# Do you double dip?



## shook187 (Jun 6, 2017)

I know my area well and run both GH and DD so when an opportunity rises and could pick up two orders and deliver them both on time, I definitely do it. I've even picked up 2 orders from the same restaurant each from GH and DD..

it gets hectic at times but it's been really lucrative for me I only run the apps on weekends, Friday Saturday and Sunday and I'm banking $700 as a side gig.


----------



## Seamus (Jun 21, 2018)

Many of the experienced drivers run at least two apps and get good at stacking them across platforms and still delivering on time. When I feel real ambitious I run three. DD and GH are a given, and sometimes I add UE.


----------



## NauticalWheeler (Jun 15, 2019)

Ya'll r smrt

This is some professoruber shit right here


----------



## Bob Reynolds (Dec 20, 2014)

This can be done. The only issue it the delivery routing. One of the routings will not look right to the computer gods.


----------



## Lute Byrt (Feb 20, 2020)

Woops, wrong turn and traffic....easily explained...


----------



## doyousensehumor (Apr 13, 2015)

Yes, but it really helps to know your area and restaurants. Some pickups haven't even started making the order. DD is worse in this than GH sometimes. Higher workload and focus to stack, but higher rewards if you do it right.


----------



## uberboy1212 (Jan 10, 2017)

The question should be “does anyone NOT double dip?”. All experienced drivers do this to some degree. I mean if you’re out fishing , why would u only have one line cast? There are some times where it might be worth it to stay on one app though. Sometimes the promotions make it worth it as long as it’s busy enough.


----------



## Lute Byrt (Feb 20, 2020)

Try to triple...get a lyft rider and once carpool comes back you could maybe quadruple.....


----------



## Capitalism (Sep 12, 2019)

shook187 said:


> I know my area well and run both GH and DD so when an opportunity rises and could pick up two orders and deliver them both on time, I definitely do it. I've even picked up 2 orders from the same restaurant each from GH and DD..
> 
> it gets hectic at times but it's been really lucrative for me I only run the apps on weekends, Friday Saturday and Sunday and I'm banking $700 as a side gig.


Run 4 apps at same time..
I love triple or quads better then doubles..
Only way to survive out there..


----------



## Lute Byrt (Feb 20, 2020)

Two pair is nice, three of a kind or full house is better, quads is even betterer...


----------



## uberboy1212 (Jan 10, 2017)

3, 4, whatever works for u. More is always better as long as u can handle it. The goal is to always minimize down time


----------



## NOXDriver (Aug 12, 2018)

GH will usually only give you one order, and then wait until you are almost at the delivery to send you another, so adding a Lyft/Uber ride while you wait is usually smart.
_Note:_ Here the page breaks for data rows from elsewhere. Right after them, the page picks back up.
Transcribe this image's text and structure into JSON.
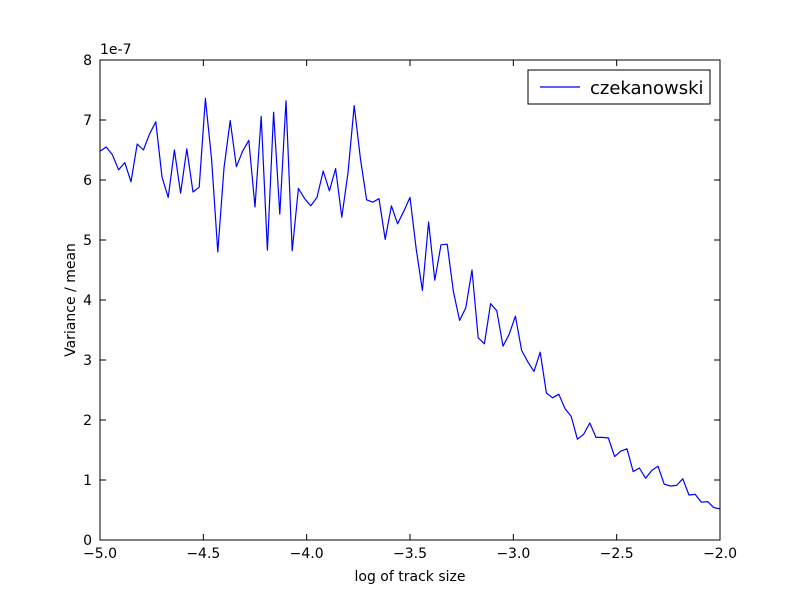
{
  "colors": {
    "series": "#0000ff",
    "axes": "#000000",
    "background": "#ffffff"
  },
  "chart_data": {
    "type": "line",
    "title": "",
    "xlabel": "log of track size",
    "ylabel": "Variance / mean",
    "y_offset_text": "1e-7",
    "xlim": [
      -5.0,
      -2.0
    ],
    "ylim": [
      0,
      8
    ],
    "x_ticks": [
      -5.0,
      -4.5,
      -4.0,
      -3.5,
      -3.0,
      -2.5,
      -2.0
    ],
    "x_tick_labels": [
      "−5.0",
      "−4.5",
      "−4.0",
      "−3.5",
      "−3.0",
      "−2.5",
      "−2.0"
    ],
    "y_ticks": [
      0,
      1,
      2,
      3,
      4,
      5,
      6,
      7,
      8
    ],
    "y_tick_labels": [
      "0",
      "1",
      "2",
      "3",
      "4",
      "5",
      "6",
      "7",
      "8"
    ],
    "grid": false,
    "legend_position": "top-right",
    "series": [
      {
        "name": "czekanowski",
        "color": "#0000ff",
        "x": [
          -5.0,
          -4.97,
          -4.94,
          -4.91,
          -4.88,
          -4.85,
          -4.82,
          -4.79,
          -4.76,
          -4.73,
          -4.7,
          -4.67,
          -4.64,
          -4.61,
          -4.58,
          -4.55,
          -4.52,
          -4.49,
          -4.46,
          -4.43,
          -4.4,
          -4.37,
          -4.34,
          -4.31,
          -4.28,
          -4.25,
          -4.22,
          -4.19,
          -4.16,
          -4.13,
          -4.1,
          -4.07,
          -4.04,
          -4.01,
          -3.98,
          -3.95,
          -3.92,
          -3.89,
          -3.86,
          -3.83,
          -3.8,
          -3.77,
          -3.74,
          -3.71,
          -3.68,
          -3.65,
          -3.62,
          -3.59,
          -3.56,
          -3.53,
          -3.5,
          -3.47,
          -3.44,
          -3.41,
          -3.38,
          -3.35,
          -3.32,
          -3.29,
          -3.26,
          -3.23,
          -3.2,
          -3.17,
          -3.14,
          -3.11,
          -3.08,
          -3.05,
          -3.02,
          -2.99,
          -2.96,
          -2.93,
          -2.9,
          -2.87,
          -2.84,
          -2.81,
          -2.78,
          -2.75,
          -2.72,
          -2.69,
          -2.66,
          -2.63,
          -2.6,
          -2.57,
          -2.54,
          -2.51,
          -2.48,
          -2.45,
          -2.42,
          -2.39,
          -2.36,
          -2.33,
          -2.3,
          -2.27,
          -2.24,
          -2.21,
          -2.18,
          -2.15,
          -2.12,
          -2.09,
          -2.06,
          -2.03,
          -2.0
        ],
        "y": [
          6.48,
          6.55,
          6.42,
          6.17,
          6.29,
          5.97,
          6.6,
          6.5,
          6.77,
          6.97,
          6.05,
          5.71,
          6.5,
          5.78,
          6.52,
          5.8,
          5.88,
          7.36,
          6.34,
          4.8,
          6.2,
          6.99,
          6.22,
          6.48,
          6.66,
          5.55,
          7.06,
          4.83,
          7.13,
          5.43,
          7.32,
          4.82,
          5.86,
          5.69,
          5.57,
          5.71,
          6.15,
          5.82,
          6.19,
          5.38,
          6.12,
          7.24,
          6.36,
          5.67,
          5.63,
          5.69,
          5.01,
          5.57,
          5.27,
          5.48,
          5.71,
          4.85,
          4.16,
          5.3,
          4.33,
          4.92,
          4.93,
          4.14,
          3.66,
          3.87,
          4.5,
          3.37,
          3.27,
          3.94,
          3.82,
          3.23,
          3.43,
          3.73,
          3.16,
          2.97,
          2.81,
          3.13,
          2.45,
          2.37,
          2.43,
          2.19,
          2.06,
          1.68,
          1.76,
          1.95,
          1.71,
          1.71,
          1.7,
          1.39,
          1.48,
          1.52,
          1.14,
          1.2,
          1.03,
          1.16,
          1.23,
          0.93,
          0.9,
          0.91,
          1.02,
          0.75,
          0.76,
          0.63,
          0.64,
          0.54,
          0.52
        ]
      }
    ]
  }
}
Problem is that you don't know the location of the Uber drop off so you can really get into a bind if its in the complete opposite direction. USUALLY the rides are not far (2-6 miles) and sometimes it worked perfectly (or good enough).


----------



## Last Ant Standing (Jan 14, 2020)

Seamus said:


> Many of the experienced drivers run at least two apps and get good at stacking them across platforms and still delivering on time. When I feel real ambitious I run three. DD and GH are a given, and sometimes I add UE.


I run 3 at the same time, UE DD and GH. There is always a constant flow of orders coming in. Once i accept an order i turn off the other apps and only turn them back on when i'm about 5 mins away from drop off.



Capitalism said:


> Run 4 apps at same time..
> I love triple or quads better then doubles..
> Only way to survive out there..


I don't run PM, people don't tip on PM, and there is no tipping option on the app.


----------



## rideshareapphero (Mar 30, 2018)

I do it all the time with GH and DD, it's a matter of coordinating the orders, knowing your area and the restaurants, I have even done all 3 apps a few times GH, DD and UE.


----------



## Mash Ghasem (Jan 12, 2020)

shook187 said:


> *Do you double dip?*


Sounds like an episode of...


----------



## Woohaa (Jan 15, 2017)

I run several apps and prioritize delivery by tip amount. The highest tip gets delivered first and so on.


----------